Kentucky jockey Calvin Borel makes his living riding the rail. It's the shortest way around a racetrack, yet few jockeys are as comfortable down there as he is.
Of course, the rail doesn't mean much if you don't have a horse good enough underneath you. Borel certainly did in the Kentucky Derby, guiding Super Saver on the short path in the slop to a 2-length victory, his third in four years.
Borel won his first Derby in 2007 with a rail-hugging ride aboard favorite Street Sense, and his second with 50-1 long shot Mine That Bird last year in a muddy dash from last to first along the rail.
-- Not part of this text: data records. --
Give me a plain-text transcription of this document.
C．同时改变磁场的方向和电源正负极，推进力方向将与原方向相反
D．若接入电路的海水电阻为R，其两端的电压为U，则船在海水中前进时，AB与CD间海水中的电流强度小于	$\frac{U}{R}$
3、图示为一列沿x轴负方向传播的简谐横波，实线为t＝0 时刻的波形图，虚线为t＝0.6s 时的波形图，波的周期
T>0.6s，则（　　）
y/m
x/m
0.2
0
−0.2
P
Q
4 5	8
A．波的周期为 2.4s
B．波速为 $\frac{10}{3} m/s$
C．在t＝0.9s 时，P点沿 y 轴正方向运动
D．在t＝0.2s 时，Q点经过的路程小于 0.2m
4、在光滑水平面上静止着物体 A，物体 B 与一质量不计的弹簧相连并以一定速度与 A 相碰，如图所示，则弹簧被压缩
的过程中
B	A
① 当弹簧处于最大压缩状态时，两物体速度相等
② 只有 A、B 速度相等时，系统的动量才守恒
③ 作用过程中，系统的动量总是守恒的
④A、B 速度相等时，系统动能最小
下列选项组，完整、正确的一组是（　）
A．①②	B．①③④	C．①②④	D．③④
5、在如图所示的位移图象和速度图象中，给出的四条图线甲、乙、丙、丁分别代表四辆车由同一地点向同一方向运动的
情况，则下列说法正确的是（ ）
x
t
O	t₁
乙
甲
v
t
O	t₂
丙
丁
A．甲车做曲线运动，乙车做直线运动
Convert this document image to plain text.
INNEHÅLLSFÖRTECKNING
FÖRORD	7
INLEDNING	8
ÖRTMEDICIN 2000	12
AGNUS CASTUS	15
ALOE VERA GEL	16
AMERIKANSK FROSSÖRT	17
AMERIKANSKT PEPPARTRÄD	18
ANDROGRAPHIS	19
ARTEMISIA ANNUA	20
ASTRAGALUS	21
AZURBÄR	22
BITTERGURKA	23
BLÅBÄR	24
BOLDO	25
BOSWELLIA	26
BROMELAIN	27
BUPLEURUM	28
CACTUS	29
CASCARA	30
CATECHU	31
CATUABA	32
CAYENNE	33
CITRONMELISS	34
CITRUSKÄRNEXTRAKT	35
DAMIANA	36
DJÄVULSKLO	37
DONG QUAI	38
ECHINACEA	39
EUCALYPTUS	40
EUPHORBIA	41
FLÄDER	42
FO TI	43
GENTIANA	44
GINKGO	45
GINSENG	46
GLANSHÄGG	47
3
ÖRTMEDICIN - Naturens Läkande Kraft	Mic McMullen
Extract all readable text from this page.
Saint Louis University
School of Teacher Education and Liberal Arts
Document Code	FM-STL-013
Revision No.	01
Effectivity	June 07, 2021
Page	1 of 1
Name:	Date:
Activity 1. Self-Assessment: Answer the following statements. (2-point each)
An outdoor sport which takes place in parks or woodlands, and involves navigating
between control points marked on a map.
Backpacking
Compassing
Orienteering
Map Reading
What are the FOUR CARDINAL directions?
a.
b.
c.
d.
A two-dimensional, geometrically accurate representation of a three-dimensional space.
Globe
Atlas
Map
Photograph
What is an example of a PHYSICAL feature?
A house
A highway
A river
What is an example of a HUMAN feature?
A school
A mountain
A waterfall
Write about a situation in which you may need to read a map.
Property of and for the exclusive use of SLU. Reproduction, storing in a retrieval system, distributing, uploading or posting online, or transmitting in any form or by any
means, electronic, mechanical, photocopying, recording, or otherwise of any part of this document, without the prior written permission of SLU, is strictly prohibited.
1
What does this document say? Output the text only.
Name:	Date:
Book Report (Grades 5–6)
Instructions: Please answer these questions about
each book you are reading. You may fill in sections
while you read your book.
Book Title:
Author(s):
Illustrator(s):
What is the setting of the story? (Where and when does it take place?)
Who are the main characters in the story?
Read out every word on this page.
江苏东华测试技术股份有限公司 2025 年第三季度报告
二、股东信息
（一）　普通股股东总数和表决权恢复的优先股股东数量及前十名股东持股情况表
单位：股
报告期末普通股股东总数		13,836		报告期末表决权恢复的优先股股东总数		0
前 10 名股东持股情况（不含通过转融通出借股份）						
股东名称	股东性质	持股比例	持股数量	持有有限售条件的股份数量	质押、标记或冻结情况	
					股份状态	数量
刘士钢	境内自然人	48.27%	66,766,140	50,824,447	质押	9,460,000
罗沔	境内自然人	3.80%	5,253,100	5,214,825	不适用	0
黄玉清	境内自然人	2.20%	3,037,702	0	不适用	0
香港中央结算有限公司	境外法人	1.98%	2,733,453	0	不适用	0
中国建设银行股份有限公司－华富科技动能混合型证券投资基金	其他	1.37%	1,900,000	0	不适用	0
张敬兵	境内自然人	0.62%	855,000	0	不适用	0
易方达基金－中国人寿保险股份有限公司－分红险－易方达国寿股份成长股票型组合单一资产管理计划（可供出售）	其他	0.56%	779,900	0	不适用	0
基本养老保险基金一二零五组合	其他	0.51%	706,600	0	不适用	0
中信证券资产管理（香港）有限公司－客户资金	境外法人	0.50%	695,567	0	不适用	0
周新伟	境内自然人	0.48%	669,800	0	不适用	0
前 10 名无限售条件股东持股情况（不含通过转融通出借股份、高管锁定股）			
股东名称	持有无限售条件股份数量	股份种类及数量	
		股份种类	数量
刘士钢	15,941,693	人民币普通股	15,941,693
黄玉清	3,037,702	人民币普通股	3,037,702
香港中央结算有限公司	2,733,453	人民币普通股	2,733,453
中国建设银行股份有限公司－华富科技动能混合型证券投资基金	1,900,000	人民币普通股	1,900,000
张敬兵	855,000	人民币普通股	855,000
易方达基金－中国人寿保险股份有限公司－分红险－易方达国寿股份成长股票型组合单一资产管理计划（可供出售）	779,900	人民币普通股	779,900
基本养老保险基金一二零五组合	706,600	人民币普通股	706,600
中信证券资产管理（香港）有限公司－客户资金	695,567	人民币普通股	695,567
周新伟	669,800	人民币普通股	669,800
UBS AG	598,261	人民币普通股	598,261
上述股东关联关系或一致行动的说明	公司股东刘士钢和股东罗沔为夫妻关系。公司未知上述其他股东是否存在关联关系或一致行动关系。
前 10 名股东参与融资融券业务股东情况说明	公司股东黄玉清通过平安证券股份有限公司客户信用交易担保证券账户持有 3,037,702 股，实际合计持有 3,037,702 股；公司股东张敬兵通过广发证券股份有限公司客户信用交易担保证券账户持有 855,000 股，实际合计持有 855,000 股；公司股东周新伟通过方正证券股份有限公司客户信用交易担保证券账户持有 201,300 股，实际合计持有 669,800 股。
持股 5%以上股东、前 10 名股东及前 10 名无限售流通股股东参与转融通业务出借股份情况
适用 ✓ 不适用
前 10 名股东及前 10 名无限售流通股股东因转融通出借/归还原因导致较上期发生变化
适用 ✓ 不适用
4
This year wasn't as dramatic, since Super Saver was never worse than sixth in the 2000m race. But Borel did it in his trademark style - keeping close to the rail and swinging outside just once to pass Conveyance before zooming right back inside.
"He could paint the fence while he's going," US Hall of Fame trainer D Wayne Lukas said.
Actually, Borel said, Super Saver wasn't that close.
"Now Mine That Bird might have scraped the fence," he said. "He was all right. I had plenty of room."
Borel isn't expected to deviate from his famed style when he rides Super Saver in the Preakness Stakes on Sunday, aiming for a victory that would set them up for a US Triple Crown attempt.
"He has the talent to do it," Borel said about a Triple Crown sweep. "It's hard to say you're going to win it, but he's peaking at the right time."
Hall of Fame trainer Bob Baffert has been burned by Borel before. He thought he had his fourth Derby victory in the bag last year, but Borel came zooming up the rail - a path Baffert calls the Borel Trail - on Mine That Bird to overtake front-running Pioneer Of The Nile.
"He knows if he gets on top of the rail, it's a big advantage," Baffert said. "Lots of guys try it, but they can't do it. He's got it mastered. He can get a horse to relax. He's got really great hands."
Borel has enjoyed his greatest success at Churchill Downs, a track similar to Louisiana Downs, where the Cajun honed his riding skills and learned to take the shortest way around the track.
He even hugs the rail in the mornings when he's exercising horses.
"I love to ride the fence," he said. "You can't be scared. If I can't do it my way and get the job done, that's when I'm going to retire."
As much as Borel loves it down low, some horses dislike the rail, forcing him out a length or as far as the middle of the track. Others, though, prefer running with the rail on one side, where another horse can't come up inside them and they won't be bumped.
"In a race, you've got to learn how to put one down there," Borel's agent, Jerry Hissam, said. "Most of these horses, when you turn for home, they're starting to drift, they're starting to get tired. You've got to know how to put them down in there and keep them down in there. And why can't anybody else do it? I don't know."
"We all know what he's going to do," said fellow jockey Robby Albarado, who finished 14th in the Derby. "He just does it anyway."
The inside path isn't always open to Borel. "He's got shut off before. They got out in front of him sometimes," Hissam said. "A lot of times it's because he doesn't have the right horse to get to that spot. The hole is going faster than he is. He can't catch the hole so he can't get through it."
Borel is keeping tabs on Super Saver at Churchill Downs, where the colt is training for the Preakness and is scheduled to arrive at Pimlico on Thursday, three days before the 1900m race.
Super Saver had a light schedule before the Derby, with just two races in which he finished third and second. His freshness could work in his favour during the gruelling five-week Triple Crown campaign.
"God willing, he's a colt that will take us all the way because he's a nice horse," Borel said.
Only 11 horses have swept the Kentucky Derby, Preakness and Belmont, with Affirmed the last to do so in 1978.
The Preakness is limited to 14 starters, with the field being declared at Thursday's draw.